Posted by Neil Paine on February 10, 2011

Ken Pomeroy (of the outstanding college hoops stat site ran an interesting simulation last month with regard to the randomness inherent in single-game plus-minus scores:

A treatise on plus/minus - the blog

According to Ken's simulation, a player with precisely average "true +/- skill" can show up with wildly variant observed +/- values over the course of a game, or even 20 games.

Just for fun, I re-ran this experiment for ten thousand games, tracking the observed +/- impact of the player through various checkpoints. Here were the results:

#Sims On Off MOV per40
1 5.00 -17.00 -12.00 44.00
10 0.70 -2.60 -1.90 6.60
100 0.49 -0.85 -0.36 2.68
500 -0.39 -1.02 -1.41 1.26
1000 -0.16 -0.46 -0.61 0.60
5000 -0.06 0.10 0.04 -0.31
10000 -0.13 0.12 -0.01 -0.51

Even after 10,000 games, a massive sample that would never be possible to achieve in real life, our perfectly average "player" appears to be a half-point per 40 min worse than average by raw on/off-court plus minus. As Ken says, "respect randomness"!

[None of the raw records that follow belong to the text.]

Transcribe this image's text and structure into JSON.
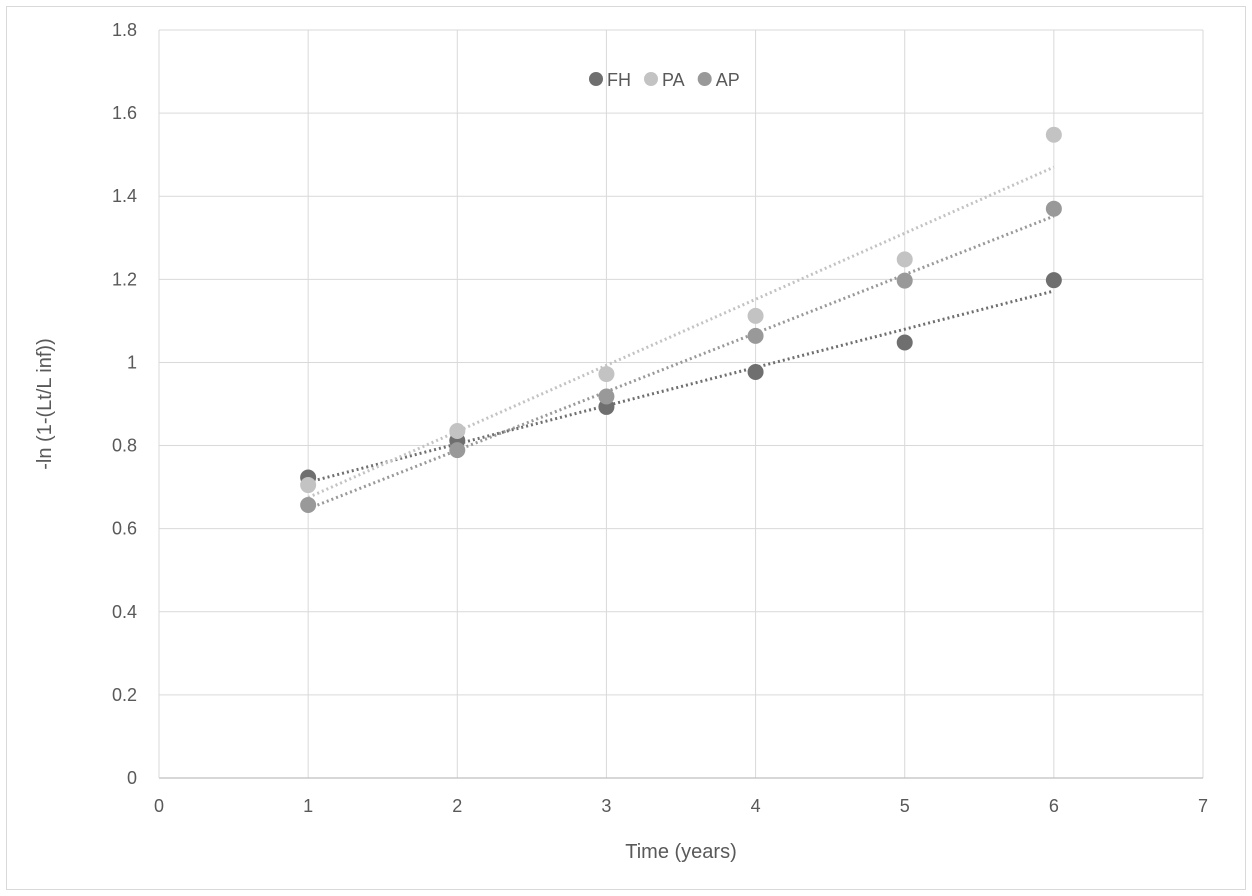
{
  "chart_data": {
    "type": "scatter",
    "title": "",
    "xlabel": "Time (years)",
    "ylabel": "-ln (1-(Lt/L inf))",
    "xlim": [
      0,
      7
    ],
    "ylim": [
      0,
      1.8
    ],
    "x_ticks": [
      "0",
      "1",
      "2",
      "3",
      "4",
      "5",
      "6",
      "7"
    ],
    "y_ticks": [
      "0",
      "0.2",
      "0.4",
      "0.6",
      "0.8",
      "1",
      "1.2",
      "1.4",
      "1.6",
      "1.8"
    ],
    "grid": true,
    "legend_position": "top-center",
    "trendlines": "linear, dotted",
    "series": [
      {
        "name": "FH",
        "color": "#6f6f6f",
        "x": [
          1,
          2,
          3,
          4,
          5,
          6
        ],
        "y": [
          0.723,
          0.812,
          0.893,
          0.977,
          1.048,
          1.198
        ],
        "trend": [
          [
            1,
            0.712
          ],
          [
            6,
            1.172
          ]
        ]
      },
      {
        "name": "PA",
        "color": "#c3c3c3",
        "x": [
          1,
          2,
          3,
          4,
          5,
          6
        ],
        "y": [
          0.705,
          0.835,
          0.972,
          1.112,
          1.248,
          1.548
        ],
        "trend": [
          [
            1,
            0.675
          ],
          [
            6,
            1.47
          ]
        ]
      },
      {
        "name": "AP",
        "color": "#999999",
        "x": [
          1,
          2,
          3,
          4,
          5,
          6
        ],
        "y": [
          0.657,
          0.789,
          0.918,
          1.064,
          1.197,
          1.37
        ],
        "trend": [
          [
            1,
            0.648
          ],
          [
            6,
            1.352
          ]
        ]
      }
    ]
  }
}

3 Responses to “Layups: Ken Pomeroy on Single-Game Plus-Minus”

  1. Phil Says:

    What distribution does +/- per minute/per game/per year follow empirically?

  2. Nathan Walker Says:

    I agree with the point on variation: single-game data is highly likely to experience variation over the course of any basketball season. Here's what Ken is missing, however: the +/- data represents substitution, not random players. While not being able to show true value as well, single-game plus-minus surely shows us (at least to some degree), how the team fared with specific lineups in play.

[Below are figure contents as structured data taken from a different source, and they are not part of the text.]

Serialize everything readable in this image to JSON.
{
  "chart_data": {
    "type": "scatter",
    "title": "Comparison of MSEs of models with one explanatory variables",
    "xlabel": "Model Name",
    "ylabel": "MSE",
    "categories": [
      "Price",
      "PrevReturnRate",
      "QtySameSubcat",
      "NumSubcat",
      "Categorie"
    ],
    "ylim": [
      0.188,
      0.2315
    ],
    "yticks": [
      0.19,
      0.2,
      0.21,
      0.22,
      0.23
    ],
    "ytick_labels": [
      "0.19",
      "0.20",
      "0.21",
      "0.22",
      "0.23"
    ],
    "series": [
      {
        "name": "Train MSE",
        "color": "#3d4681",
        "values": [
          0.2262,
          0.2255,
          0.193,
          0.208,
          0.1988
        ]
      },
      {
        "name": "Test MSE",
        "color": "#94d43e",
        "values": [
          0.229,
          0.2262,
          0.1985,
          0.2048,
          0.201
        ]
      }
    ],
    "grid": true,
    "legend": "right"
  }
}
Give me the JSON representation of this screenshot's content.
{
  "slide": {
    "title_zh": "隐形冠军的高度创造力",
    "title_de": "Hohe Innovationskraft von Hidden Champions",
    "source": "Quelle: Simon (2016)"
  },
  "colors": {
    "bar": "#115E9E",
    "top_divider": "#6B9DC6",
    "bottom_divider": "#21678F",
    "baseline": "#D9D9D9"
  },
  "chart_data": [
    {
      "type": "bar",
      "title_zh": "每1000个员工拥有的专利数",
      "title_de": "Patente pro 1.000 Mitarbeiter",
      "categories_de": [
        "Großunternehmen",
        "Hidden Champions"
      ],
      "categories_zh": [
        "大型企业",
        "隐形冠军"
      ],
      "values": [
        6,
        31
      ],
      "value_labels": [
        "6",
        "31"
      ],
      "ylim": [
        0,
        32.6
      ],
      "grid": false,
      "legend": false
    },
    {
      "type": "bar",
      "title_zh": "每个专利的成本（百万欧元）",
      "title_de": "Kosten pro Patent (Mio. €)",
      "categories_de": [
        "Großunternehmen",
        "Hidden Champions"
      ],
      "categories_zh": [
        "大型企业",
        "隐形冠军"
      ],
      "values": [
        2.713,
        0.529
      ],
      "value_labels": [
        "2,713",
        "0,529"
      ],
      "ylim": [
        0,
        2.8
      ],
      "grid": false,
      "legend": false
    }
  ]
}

    I'm not making an extrapolative statement here: I don't think that small game samples can tell us about a player in the long run. However, I think that single games speak for themselves, just as any other data point does.

  3. Neil Paine Says:

    #1 - It's definitely normal at the NBA level, so I think it's safe to assume that's true for college as well.

    #2 - Good point about the on/off stints not truly being random in real life. There is some information being conveyed even in a single-game +/- sample, unlike in the simulation. I think Ken's main point was just that the signal-to-noise ratio is really low for +/- at a game level, probably much lower than it is for the box score stats.